December 27, 2017

GDPR: At a Glance

What is GDPR and when does enforcement begin?

The General Data Protection Regulation (GDPR) is a new piece of legislation adopted by the European parliament and council to bring greater strength and consistency to the data protection of individuals living within the European Union. Enforcement for this new legislation begins on Friday, May 25, 2018.

Why does GDPR matter?

GDPR matters because it will increase the level of protection that individuals will have when it comes to how their data is collected, stored, processed, and used. In fact, companies that do not legally comply with this regulation could face fines of up to $24 million or 4% of their global turnover, depending on the precise nature of the offense.

Who needs to comply?

The following organizations must comply with GDPR:

• Organizations operating within the European Union (EU), including those operating within the EU but registered elsewhere.
• Organizations that offer services to individuals living with the EU.
• Organizations that handle, process, or store the personal data of any individual living within the EU.
• Organizations with equipment located in the EU.
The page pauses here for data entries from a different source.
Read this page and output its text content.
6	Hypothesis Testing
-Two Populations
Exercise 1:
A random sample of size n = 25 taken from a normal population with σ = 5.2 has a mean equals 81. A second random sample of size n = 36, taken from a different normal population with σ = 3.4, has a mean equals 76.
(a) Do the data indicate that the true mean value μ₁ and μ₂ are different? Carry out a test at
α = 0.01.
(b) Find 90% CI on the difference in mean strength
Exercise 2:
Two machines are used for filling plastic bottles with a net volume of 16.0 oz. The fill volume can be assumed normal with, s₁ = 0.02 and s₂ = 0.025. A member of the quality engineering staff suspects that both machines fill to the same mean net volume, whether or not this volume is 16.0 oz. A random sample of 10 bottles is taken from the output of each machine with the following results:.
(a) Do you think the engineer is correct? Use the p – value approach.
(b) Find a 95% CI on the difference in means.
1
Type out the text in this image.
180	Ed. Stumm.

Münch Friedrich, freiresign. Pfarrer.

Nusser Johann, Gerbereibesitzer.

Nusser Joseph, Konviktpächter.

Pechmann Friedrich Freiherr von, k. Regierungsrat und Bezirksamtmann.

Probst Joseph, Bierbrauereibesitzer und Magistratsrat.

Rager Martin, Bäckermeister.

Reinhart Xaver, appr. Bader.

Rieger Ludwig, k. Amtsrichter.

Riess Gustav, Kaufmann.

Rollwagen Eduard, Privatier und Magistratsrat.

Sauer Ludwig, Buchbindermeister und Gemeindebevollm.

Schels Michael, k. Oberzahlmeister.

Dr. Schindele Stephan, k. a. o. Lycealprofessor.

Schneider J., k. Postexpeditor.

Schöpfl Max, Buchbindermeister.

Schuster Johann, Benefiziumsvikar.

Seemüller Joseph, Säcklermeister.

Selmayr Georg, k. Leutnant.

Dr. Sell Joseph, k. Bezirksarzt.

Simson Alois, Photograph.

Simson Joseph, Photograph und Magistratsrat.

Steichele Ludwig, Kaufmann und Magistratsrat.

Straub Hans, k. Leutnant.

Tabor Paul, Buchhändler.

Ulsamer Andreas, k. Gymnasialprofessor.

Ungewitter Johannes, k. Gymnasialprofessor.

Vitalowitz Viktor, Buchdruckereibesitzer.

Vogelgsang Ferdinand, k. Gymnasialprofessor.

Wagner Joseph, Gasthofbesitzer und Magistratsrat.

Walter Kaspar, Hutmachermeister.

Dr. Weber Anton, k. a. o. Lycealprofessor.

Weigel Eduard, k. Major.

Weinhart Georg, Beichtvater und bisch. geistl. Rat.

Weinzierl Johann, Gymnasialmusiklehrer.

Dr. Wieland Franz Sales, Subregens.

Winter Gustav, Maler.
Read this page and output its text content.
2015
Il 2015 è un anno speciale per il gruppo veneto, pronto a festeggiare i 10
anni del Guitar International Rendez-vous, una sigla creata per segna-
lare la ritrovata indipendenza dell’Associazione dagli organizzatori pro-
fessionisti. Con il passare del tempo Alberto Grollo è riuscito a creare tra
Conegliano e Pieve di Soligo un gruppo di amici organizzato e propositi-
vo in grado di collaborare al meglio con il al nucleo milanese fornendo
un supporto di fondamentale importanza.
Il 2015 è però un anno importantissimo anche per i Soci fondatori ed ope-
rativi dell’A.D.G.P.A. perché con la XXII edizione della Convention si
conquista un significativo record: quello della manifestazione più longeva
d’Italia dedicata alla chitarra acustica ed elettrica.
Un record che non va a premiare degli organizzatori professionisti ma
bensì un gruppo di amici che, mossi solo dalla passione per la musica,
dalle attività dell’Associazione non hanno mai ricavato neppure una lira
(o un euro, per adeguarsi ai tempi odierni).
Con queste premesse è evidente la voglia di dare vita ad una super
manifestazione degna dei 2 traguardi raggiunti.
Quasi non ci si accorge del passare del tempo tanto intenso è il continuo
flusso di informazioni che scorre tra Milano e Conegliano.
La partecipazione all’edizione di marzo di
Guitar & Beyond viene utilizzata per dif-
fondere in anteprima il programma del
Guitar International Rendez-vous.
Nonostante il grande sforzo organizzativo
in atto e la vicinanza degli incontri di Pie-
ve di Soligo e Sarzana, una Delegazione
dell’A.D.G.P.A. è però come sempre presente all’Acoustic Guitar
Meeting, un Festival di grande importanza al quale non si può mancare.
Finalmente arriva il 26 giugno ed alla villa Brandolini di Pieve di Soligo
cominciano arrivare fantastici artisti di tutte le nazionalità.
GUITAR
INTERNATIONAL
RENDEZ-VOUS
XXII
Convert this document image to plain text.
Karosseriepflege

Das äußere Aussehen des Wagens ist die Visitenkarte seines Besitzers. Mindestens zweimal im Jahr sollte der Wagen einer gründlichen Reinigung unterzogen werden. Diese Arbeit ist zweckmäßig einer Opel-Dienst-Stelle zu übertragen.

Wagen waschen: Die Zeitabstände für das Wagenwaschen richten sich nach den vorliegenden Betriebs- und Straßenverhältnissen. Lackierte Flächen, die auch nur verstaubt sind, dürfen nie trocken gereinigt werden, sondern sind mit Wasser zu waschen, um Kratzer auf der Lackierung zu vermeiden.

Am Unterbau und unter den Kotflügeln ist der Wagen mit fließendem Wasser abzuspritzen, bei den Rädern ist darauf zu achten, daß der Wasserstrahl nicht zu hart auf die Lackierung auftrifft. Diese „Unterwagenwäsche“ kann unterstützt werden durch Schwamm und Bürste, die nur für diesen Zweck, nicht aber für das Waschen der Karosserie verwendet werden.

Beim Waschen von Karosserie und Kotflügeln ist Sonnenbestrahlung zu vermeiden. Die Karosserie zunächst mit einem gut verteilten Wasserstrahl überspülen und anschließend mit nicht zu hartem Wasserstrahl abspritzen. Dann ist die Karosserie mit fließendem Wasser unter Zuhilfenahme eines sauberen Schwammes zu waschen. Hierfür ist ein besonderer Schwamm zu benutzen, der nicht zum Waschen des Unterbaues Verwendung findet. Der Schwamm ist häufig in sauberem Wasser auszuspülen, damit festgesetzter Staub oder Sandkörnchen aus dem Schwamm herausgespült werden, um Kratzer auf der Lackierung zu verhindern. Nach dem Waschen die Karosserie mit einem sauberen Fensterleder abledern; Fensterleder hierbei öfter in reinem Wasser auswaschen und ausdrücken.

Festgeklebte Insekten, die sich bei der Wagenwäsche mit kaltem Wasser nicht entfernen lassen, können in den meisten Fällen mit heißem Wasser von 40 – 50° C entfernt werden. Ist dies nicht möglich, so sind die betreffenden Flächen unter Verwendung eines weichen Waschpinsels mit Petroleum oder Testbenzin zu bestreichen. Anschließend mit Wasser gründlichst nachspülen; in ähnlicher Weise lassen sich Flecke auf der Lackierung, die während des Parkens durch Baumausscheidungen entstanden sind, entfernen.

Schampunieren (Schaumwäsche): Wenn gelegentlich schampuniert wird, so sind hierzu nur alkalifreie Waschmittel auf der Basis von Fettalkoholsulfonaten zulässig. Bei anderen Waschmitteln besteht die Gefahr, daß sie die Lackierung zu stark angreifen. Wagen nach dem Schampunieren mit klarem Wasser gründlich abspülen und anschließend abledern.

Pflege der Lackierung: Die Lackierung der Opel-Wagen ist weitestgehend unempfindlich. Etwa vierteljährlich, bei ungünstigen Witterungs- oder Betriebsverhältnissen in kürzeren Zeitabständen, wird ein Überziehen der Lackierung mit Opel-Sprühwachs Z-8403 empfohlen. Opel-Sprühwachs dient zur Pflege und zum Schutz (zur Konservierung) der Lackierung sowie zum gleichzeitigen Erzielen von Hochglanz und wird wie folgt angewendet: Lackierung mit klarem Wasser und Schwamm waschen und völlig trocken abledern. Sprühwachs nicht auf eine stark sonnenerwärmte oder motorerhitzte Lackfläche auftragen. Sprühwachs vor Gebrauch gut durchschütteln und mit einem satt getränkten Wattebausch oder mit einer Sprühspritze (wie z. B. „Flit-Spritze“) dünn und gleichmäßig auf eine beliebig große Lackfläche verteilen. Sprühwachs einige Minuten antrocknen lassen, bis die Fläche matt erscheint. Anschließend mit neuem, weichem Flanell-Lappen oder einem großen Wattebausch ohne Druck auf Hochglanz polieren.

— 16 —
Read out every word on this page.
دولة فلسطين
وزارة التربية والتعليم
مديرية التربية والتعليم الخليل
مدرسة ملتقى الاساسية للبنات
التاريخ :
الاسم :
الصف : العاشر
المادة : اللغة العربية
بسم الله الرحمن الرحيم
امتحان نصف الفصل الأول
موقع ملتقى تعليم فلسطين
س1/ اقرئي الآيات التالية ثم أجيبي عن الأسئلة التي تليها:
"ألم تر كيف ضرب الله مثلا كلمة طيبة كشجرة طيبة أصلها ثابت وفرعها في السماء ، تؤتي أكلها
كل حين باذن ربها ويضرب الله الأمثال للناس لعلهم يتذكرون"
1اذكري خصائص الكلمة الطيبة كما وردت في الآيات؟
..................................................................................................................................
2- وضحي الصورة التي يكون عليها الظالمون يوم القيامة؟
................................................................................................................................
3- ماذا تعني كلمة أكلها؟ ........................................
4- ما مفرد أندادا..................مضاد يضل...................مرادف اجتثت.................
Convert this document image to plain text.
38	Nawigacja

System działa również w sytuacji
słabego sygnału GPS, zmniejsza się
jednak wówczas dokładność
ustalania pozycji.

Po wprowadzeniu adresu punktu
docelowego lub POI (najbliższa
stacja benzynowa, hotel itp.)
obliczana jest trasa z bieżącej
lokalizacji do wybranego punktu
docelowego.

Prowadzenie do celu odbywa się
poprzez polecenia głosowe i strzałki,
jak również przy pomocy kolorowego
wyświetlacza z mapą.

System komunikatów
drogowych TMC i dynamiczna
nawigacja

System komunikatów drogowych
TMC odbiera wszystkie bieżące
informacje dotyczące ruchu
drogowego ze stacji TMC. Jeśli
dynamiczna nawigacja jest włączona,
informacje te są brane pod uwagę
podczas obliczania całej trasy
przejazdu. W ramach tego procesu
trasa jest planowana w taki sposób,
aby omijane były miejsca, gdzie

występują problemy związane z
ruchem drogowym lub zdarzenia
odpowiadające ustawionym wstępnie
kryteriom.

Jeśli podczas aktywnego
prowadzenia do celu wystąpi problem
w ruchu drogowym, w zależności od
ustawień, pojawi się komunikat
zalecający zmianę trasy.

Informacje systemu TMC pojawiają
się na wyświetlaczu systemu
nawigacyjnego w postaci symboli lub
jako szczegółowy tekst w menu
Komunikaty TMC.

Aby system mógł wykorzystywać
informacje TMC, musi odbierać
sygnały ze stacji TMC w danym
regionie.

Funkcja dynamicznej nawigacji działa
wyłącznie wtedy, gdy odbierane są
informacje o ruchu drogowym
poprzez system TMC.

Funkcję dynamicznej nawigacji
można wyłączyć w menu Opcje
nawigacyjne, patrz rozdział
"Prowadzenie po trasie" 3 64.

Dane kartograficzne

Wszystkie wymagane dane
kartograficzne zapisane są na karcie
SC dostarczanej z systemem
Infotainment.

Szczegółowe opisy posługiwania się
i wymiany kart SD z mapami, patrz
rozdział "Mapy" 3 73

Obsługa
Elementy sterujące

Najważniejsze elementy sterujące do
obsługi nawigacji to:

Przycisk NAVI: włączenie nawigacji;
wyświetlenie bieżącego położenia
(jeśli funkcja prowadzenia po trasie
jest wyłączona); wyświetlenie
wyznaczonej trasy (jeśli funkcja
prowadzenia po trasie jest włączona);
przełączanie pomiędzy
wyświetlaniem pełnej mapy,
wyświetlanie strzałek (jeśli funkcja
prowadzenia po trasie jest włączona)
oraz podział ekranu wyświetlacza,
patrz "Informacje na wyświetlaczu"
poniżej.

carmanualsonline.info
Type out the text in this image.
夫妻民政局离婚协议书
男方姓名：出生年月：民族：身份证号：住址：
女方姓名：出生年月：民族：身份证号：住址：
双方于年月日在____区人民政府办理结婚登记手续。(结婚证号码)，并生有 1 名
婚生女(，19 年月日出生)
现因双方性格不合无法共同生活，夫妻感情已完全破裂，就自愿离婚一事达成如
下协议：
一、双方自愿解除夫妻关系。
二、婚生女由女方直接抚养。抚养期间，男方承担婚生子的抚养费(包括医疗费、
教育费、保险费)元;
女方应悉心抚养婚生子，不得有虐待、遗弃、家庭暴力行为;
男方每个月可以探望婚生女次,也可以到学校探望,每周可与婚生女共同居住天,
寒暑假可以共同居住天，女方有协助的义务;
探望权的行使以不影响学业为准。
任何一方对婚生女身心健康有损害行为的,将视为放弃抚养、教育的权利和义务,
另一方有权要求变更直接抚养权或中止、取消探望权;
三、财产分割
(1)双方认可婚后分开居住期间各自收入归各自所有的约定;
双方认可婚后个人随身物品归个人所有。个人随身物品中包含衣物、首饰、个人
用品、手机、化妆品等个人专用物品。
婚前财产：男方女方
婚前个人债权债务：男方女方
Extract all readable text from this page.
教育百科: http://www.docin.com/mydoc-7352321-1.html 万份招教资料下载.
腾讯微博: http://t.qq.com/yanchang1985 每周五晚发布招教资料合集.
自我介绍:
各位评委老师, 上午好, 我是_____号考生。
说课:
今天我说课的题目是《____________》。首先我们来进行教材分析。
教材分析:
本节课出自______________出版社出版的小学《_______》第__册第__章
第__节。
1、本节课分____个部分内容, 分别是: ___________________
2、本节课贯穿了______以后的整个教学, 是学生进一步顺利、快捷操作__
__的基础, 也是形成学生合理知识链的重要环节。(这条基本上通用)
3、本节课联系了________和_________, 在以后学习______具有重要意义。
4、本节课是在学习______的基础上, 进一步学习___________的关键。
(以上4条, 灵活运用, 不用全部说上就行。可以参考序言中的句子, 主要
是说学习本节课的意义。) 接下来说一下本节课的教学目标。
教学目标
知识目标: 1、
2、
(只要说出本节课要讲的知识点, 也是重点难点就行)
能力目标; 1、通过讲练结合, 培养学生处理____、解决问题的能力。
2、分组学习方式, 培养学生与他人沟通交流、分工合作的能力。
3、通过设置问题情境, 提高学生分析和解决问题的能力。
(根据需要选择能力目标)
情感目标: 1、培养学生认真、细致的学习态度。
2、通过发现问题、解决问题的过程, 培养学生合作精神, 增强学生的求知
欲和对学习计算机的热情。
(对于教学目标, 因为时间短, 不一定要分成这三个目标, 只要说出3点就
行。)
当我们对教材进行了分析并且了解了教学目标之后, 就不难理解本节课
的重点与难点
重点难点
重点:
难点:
What rights do individuals have?

• The right to be informed. This emphasizes the need for transparency about how their personal data will be processed and used.
• The right of access. Individuals will have access to their personal data and be able to obtain confirmation that their data is being used.
• The right to rectification. Individuals will be able to have their personal data corrected if it is inaccurate or incomplete.
• The right to erasure, also known as the right to be forgotten. Individuals will be able to request the deletion or removal of their personal data.
• Rights in relation to automated decision making and profiling. Individuals will be protected against decisions made without human intervention, that could be damaging to them.
• The right to data portability. Individuals will be permitted to obtain and reuse data for their own purposes.
• The right to object. Individuals will be able to object against the use of their personal data for direct marketing or for the purposes of marketing profiling or research.
• The right to restrict processing. Though organizations can store personal data, they will not be able to use it any further if an individual suppresses the usage of their personal data.

How do I comply?

• Organizations will be required to comply as soon as the legislation comes into effect in May 2018. It is essential that they prepare in advance to ensure they meet all requirements. To ensure concerns are addressed and issues resolved, it is best to consult with legal counsel and a reputable information security expert.